Er musste seine Gedanken auf Peregrine richten.
    Ihr
hingegen schien es keine Mühe zu bereiten, sich auf Geschäftliches zu
konzentrieren. Sie nannte Tage und Uhrzeiten, zu denen der Raum für
Privatstunden verfügbar sei, schrieb ihm das für den Unterricht benötigte
Material auf und erfragte Namen und Anschrift von Benedicts Prokuristen, an den
sie die Rechnung schicken würde.
    Danach
hatte er keinen Vorwand mehr, länger zu bleiben.
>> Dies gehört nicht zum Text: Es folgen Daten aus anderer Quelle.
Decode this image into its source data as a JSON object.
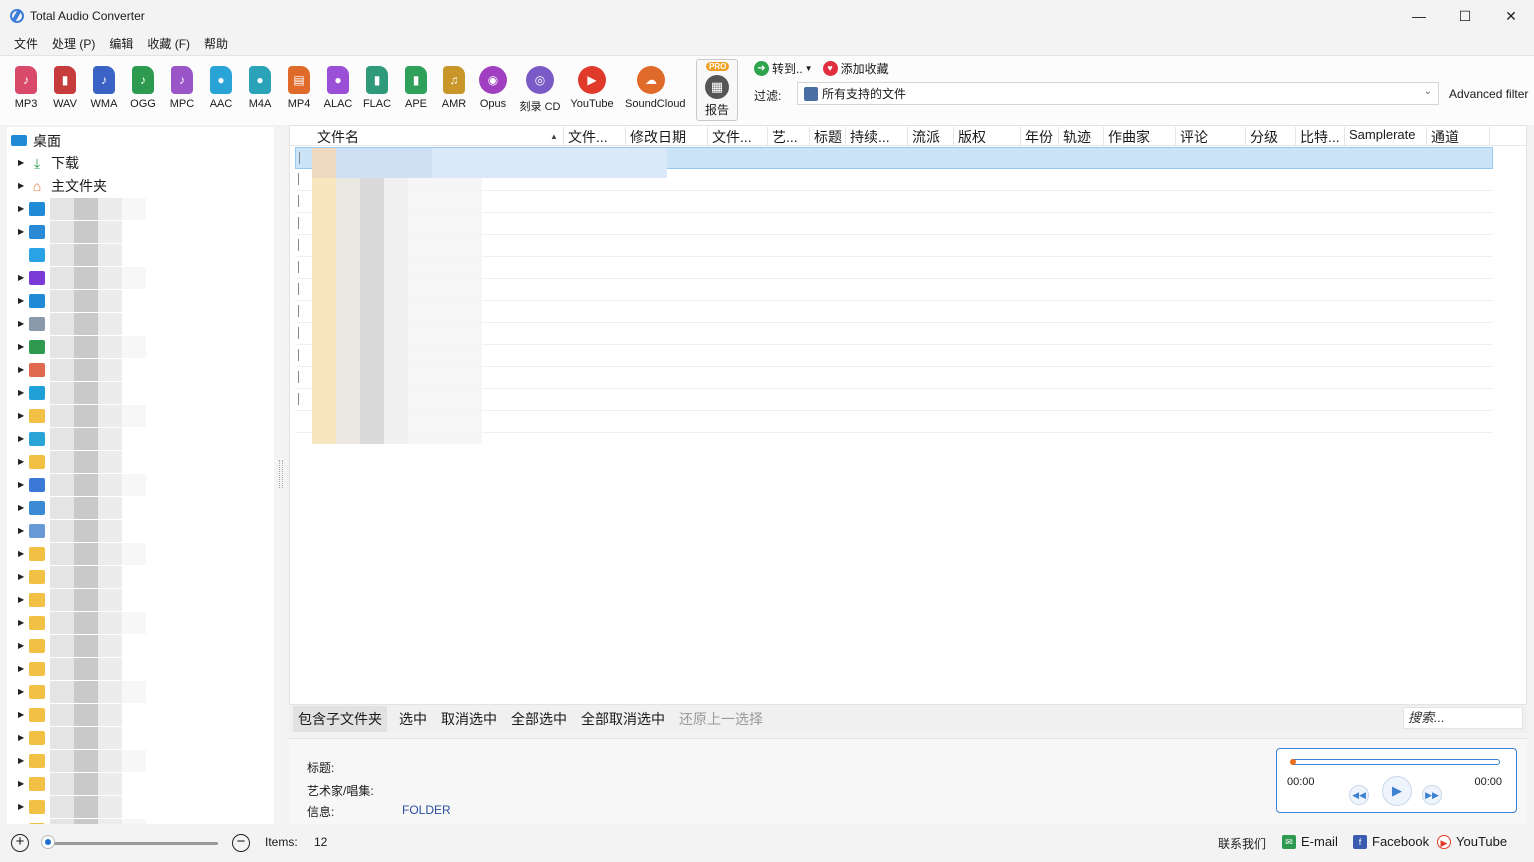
{
  "window": {
    "title": "Total Audio Converter",
    "minimize": "—",
    "maximize": "☐",
    "close": "✕"
  },
  "menu": [
    "文件",
    "处理 (P)",
    "编辑",
    "收藏 (F)",
    "帮助"
  ],
  "formats": [
    {
      "label": "MP3",
      "color": "#d94a6a",
      "glyph": "♪"
    },
    {
      "label": "WAV",
      "color": "#c63b3b",
      "glyph": "▮"
    },
    {
      "label": "WMA",
      "color": "#3b63c6",
      "glyph": "♪"
    },
    {
      "label": "OGG",
      "color": "#2e9a50",
      "glyph": "♪"
    },
    {
      "label": "MPC",
      "color": "#9a55c6",
      "glyph": "♪"
    },
    {
      "label": "AAC",
      "color": "#2aa3d6",
      "glyph": "●"
    },
    {
      "label": "M4A",
      "color": "#2aa3b8",
      "glyph": "●"
    },
    {
      "label": "MP4",
      "color": "#e06a2a",
      "glyph": "▤"
    },
    {
      "label": "ALAC",
      "color": "#9a4fd6",
      "glyph": "●"
    },
    {
      "label": "FLAC",
      "color": "#2e9a7a",
      "glyph": "▮"
    },
    {
      "label": "APE",
      "color": "#2ea05a",
      "glyph": "▮"
    },
    {
      "label": "AMR",
      "color": "#c9962a",
      "glyph": "♫"
    },
    {
      "label": "Opus",
      "color": "#a040c0",
      "glyph": "◉"
    },
    {
      "label": "刻录 CD",
      "color": "#7a5ac6",
      "glyph": "◎"
    },
    {
      "label": "YouTube",
      "color": "#e03a2a",
      "glyph": "▶"
    },
    {
      "label": "SoundCloud",
      "color": "#e06a2a",
      "glyph": "☁"
    }
  ],
  "report": {
    "pro": "PRO",
    "label": "报告"
  },
  "convert_to": "转到..",
  "add_favorite": "添加收藏",
  "filter": {
    "label": "过滤:",
    "value": "所有支持的文件",
    "advanced": "Advanced filter"
  },
  "tree": {
    "root": "桌面",
    "items": [
      {
        "label": "下载",
        "icon": "download-icon"
      },
      {
        "label": "主文件夹",
        "icon": "home-icon"
      }
    ]
  },
  "columns": [
    "文件名",
    "文件...",
    "修改日期",
    "文件...",
    "艺...",
    "标题",
    "持续...",
    "流派",
    "版权",
    "年份",
    "轨迹",
    "作曲家",
    "评论",
    "分级",
    "比特...",
    "Samplerate",
    "通道"
  ],
  "selection_bar": {
    "include_subfolders": "包含子文件夹",
    "select": "选中",
    "deselect": "取消选中",
    "select_all": "全部选中",
    "deselect_all": "全部取消选中",
    "restore": "还原上一选择",
    "search_placeholder": "搜索..."
  },
  "info": {
    "title_label": "标题:",
    "artist_label": "艺术家/唱集:",
    "info_label": "信息:",
    "info_value": "FOLDER"
  },
  "player": {
    "time_start": "00:00",
    "time_end": "00:00",
    "progress": 0
  },
  "status": {
    "items_label": "Items:",
    "items_count": "12",
    "contact": "联系我们",
    "email": "E-mail",
    "facebook": "Facebook",
    "youtube": "YouTube"
  }
}
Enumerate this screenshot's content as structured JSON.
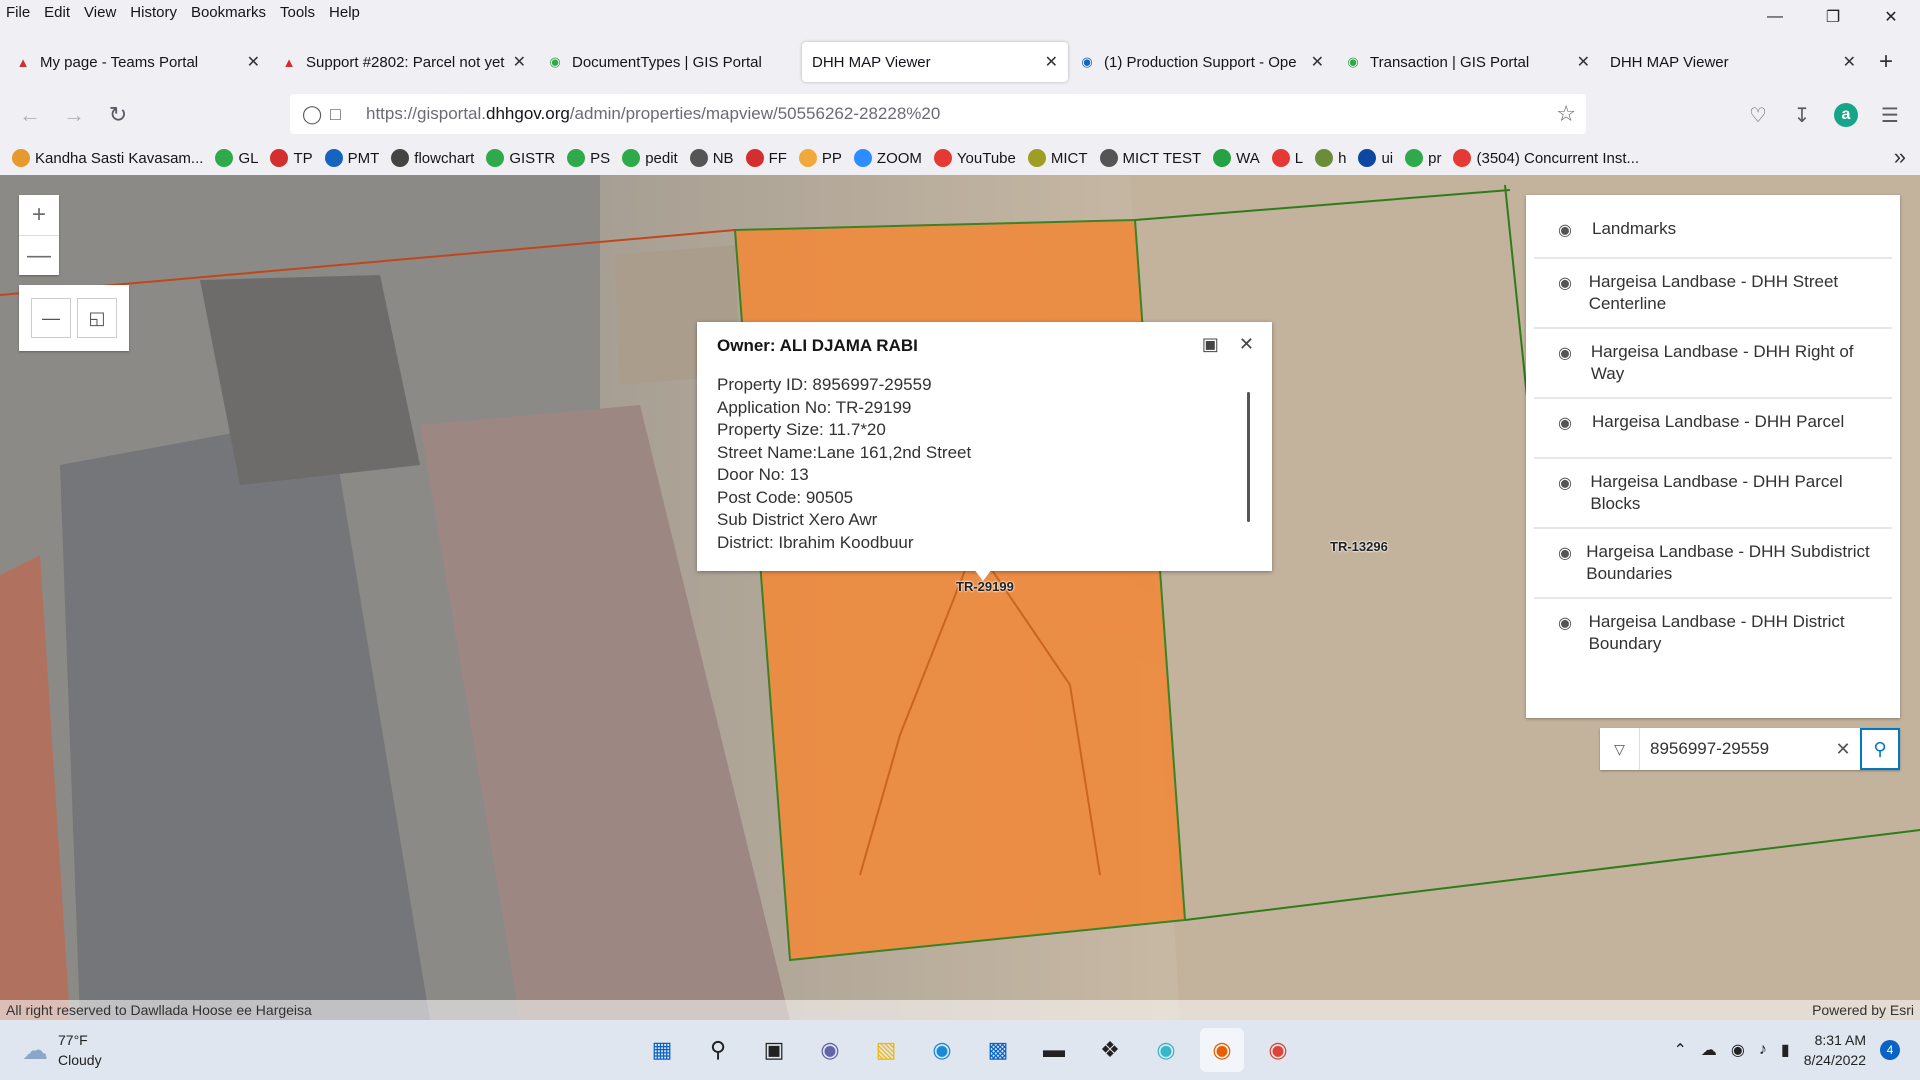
{
  "menu": [
    "File",
    "Edit",
    "View",
    "History",
    "Bookmarks",
    "Tools",
    "Help"
  ],
  "tabs": [
    {
      "title": "My page - Teams Portal",
      "icon": "teams-icon",
      "color": "#d32f2f"
    },
    {
      "title": "Support #2802: Parcel not yet",
      "icon": "redmine-icon",
      "color": "#d32f2f"
    },
    {
      "title": "DocumentTypes | GIS Portal",
      "icon": "gis-portal-icon",
      "color": "#2eaa4a"
    },
    {
      "title": "DHH MAP Viewer",
      "icon": "",
      "color": ""
    },
    {
      "title": "(1) Production Support - Ope",
      "icon": "support-icon",
      "color": "#1565c0"
    },
    {
      "title": "Transaction | GIS Portal",
      "icon": "gis-portal-icon",
      "color": "#2eaa4a"
    },
    {
      "title": "DHH MAP Viewer",
      "icon": "",
      "color": ""
    }
  ],
  "url": {
    "prefix": "https://gisportal.",
    "domain": "dhhgov.org",
    "path": "/admin/properties/mapview/50556262-28228%20"
  },
  "bookmarks": [
    {
      "label": "Kandha Sasti Kavasam...",
      "color": "#e69a2e"
    },
    {
      "label": "GL",
      "color": "#2eaa4a"
    },
    {
      "label": "TP",
      "color": "#d32f2f"
    },
    {
      "label": "PMT",
      "color": "#1565c0"
    },
    {
      "label": "flowchart",
      "color": "#444444"
    },
    {
      "label": "GISTR",
      "color": "#2eaa4a"
    },
    {
      "label": "PS",
      "color": "#2eaa4a"
    },
    {
      "label": "pedit",
      "color": "#2eaa4a"
    },
    {
      "label": "NB",
      "color": "#555555"
    },
    {
      "label": "FF",
      "color": "#d32f2f"
    },
    {
      "label": "PP",
      "color": "#f2a93b"
    },
    {
      "label": "ZOOM",
      "color": "#2d8cff"
    },
    {
      "label": "YouTube",
      "color": "#e53935"
    },
    {
      "label": "MICT",
      "color": "#9e9d24"
    },
    {
      "label": "MICT TEST",
      "color": "#555555"
    },
    {
      "label": "WA",
      "color": "#25a244"
    },
    {
      "label": "L",
      "color": "#e53935"
    },
    {
      "label": "h",
      "color": "#6d8c3a"
    },
    {
      "label": "ui",
      "color": "#0d47a1"
    },
    {
      "label": "pr",
      "color": "#2eaa4a"
    },
    {
      "label": "(3504) Concurrent Inst...",
      "color": "#e53935"
    }
  ],
  "popup": {
    "title": "Owner: ALI DJAMA RABI",
    "rows": [
      "Property ID: 8956997-29559",
      "Application No: TR-29199",
      "Property Size: 11.7*20",
      "Street Name:Lane 161,2nd Street",
      "Door No: 13",
      "Post Code: 90505",
      "Sub District Xero Awr",
      "District: Ibrahim Koodbuur"
    ]
  },
  "map_labels": {
    "parcel_a": "TR-29199",
    "parcel_b": "TR-13296"
  },
  "layers": [
    "Landmarks",
    "Hargeisa Landbase - DHH Street Centerline",
    "Hargeisa Landbase - DHH Right of Way",
    "Hargeisa Landbase - DHH Parcel",
    "Hargeisa Landbase - DHH Parcel Blocks",
    "Hargeisa Landbase - DHH Subdistrict Boundaries",
    "Hargeisa Landbase - DHH District Boundary"
  ],
  "search": {
    "value": "8956997-29559"
  },
  "attribution": {
    "left": "All right reserved to Dawllada Hoose ee Hargeisa",
    "right": "Powered by Esri"
  },
  "weather": {
    "temp": "77°F",
    "condition": "Cloudy"
  },
  "clock": {
    "time": "8:31 AM",
    "date": "8/24/2022"
  },
  "notifications": "4",
  "colors": {
    "parcel_highlight": "#f08a3c",
    "parcel_boundary": "#2e7d1a",
    "street_line": "#c0471b",
    "esri_blue": "#0079c1"
  }
}
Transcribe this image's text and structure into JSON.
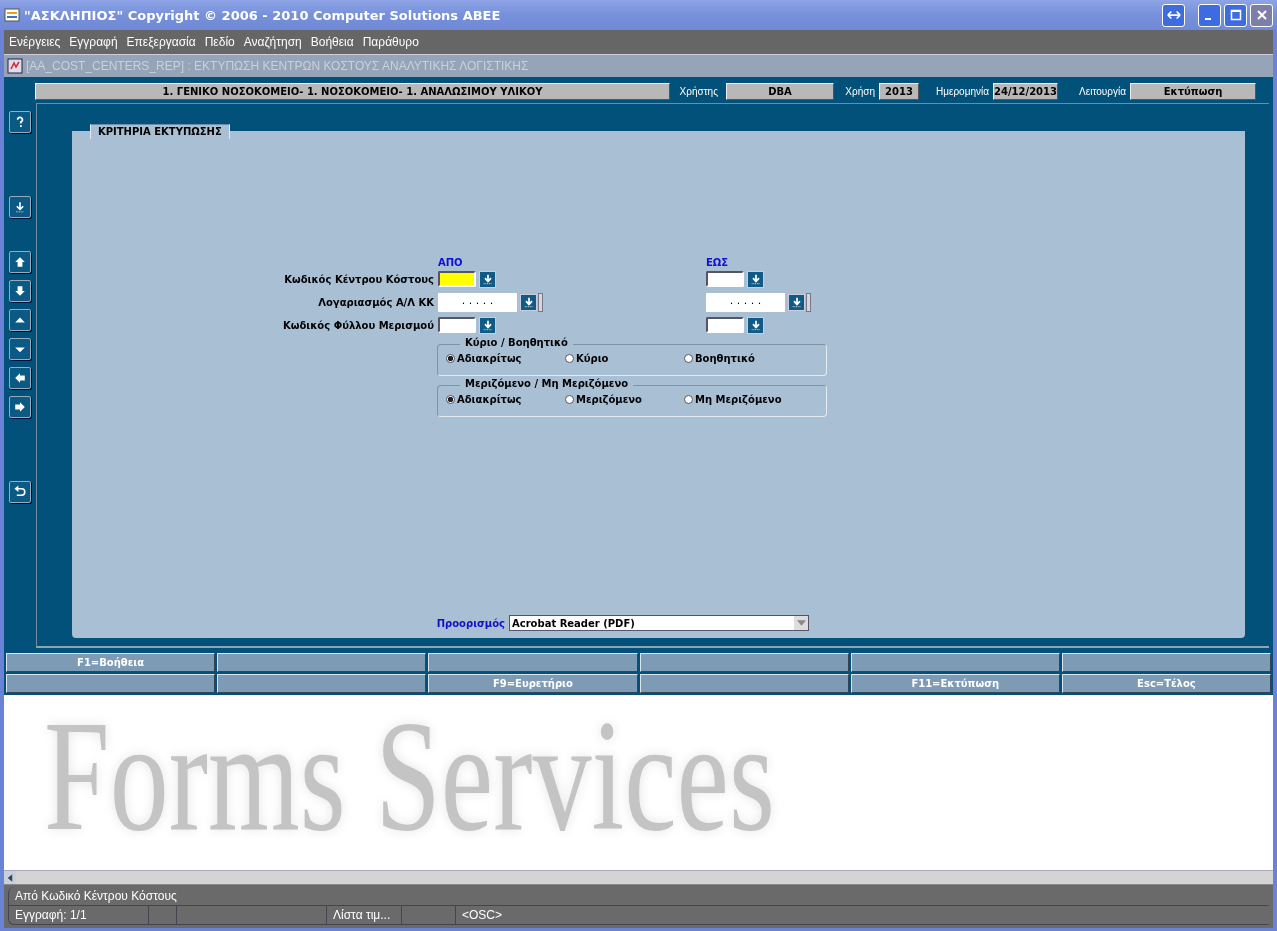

Binnen zehn Minuten hatte er
das Aquarell bei Popham abgeholt und befand sich auf dem Weg zu einer
unvergleichlich eleganteren, ein gutes Stück westlich von Holborn gelegenen
Kunsthandlung, um das Bild aufziehen und rahmen zu lassen. Es würde in seinem
Schlafzimmer hängen, beschloss Benedict.

Kapitel 4
    Zehn Tage gingen dahin und somit vier
Zeichenstunden. Und nicht einmal ließ Benedict sich in Mr. Pophams Laden
blicken.
    Warum auch,
fiel die naheliegende Wahl, Peregrine zum Unterricht zu begleiten, doch auf den
Lakaien Thomas, den Benedict aus Derbyshire mitgebracht hatte. Er war der
einzige Diener, dem Benedict vertrauen konnte, die heikle Angelegenheit für
sich zu behalten.
    Diskret in
Alltagskleidung statt seiner Livree gekleidet, kehrte Thomas für die Dauer der
Zeichenstunde in einem Kaffeehaus nahebei ein, um seinen Schützling zur
vereinbarten Stunde wieder an der Tür der Grafikhandlung in Empfang zu nehmen.
Die Aufgabe lag durchaus im Bereich von Thomas' Möglichkeiten, denn Benedict
hatte Peregrine eine einfache Regel mit auf den Weg gegeben: »Du wirst dich
unterwegs anständig benehmen und nicht für Aufsehen sorgen. Sollte es zu
irgendeinem Zwischenfall kommen – vor, während oder nach der Stunde –, wird dir
der Unterricht gestrichen. Entschuldigungen lasse ich nicht gelten. Haben wir
uns verstanden?«
    »Jawohl,
Sir«, erwiderte Peregrine.
    Und so ließ
Benedict ihn in der Gewissheit ziehen, dass diese Regel sich als ausreichend
erweisen werde. Alles, was ihm für seine Berufung unerlässlich schien – wie
beispielsweise Griechisch und Latein oder nun auch Zeichnen –, erfreute sich
Peregrines ungeteilter, hingebungsvoller Aufmerksamkeit. Mrs. Wingate würde
nicht Benedicts mäßigenden Einfluss benötigen, um seinen Neffen zu bändigen.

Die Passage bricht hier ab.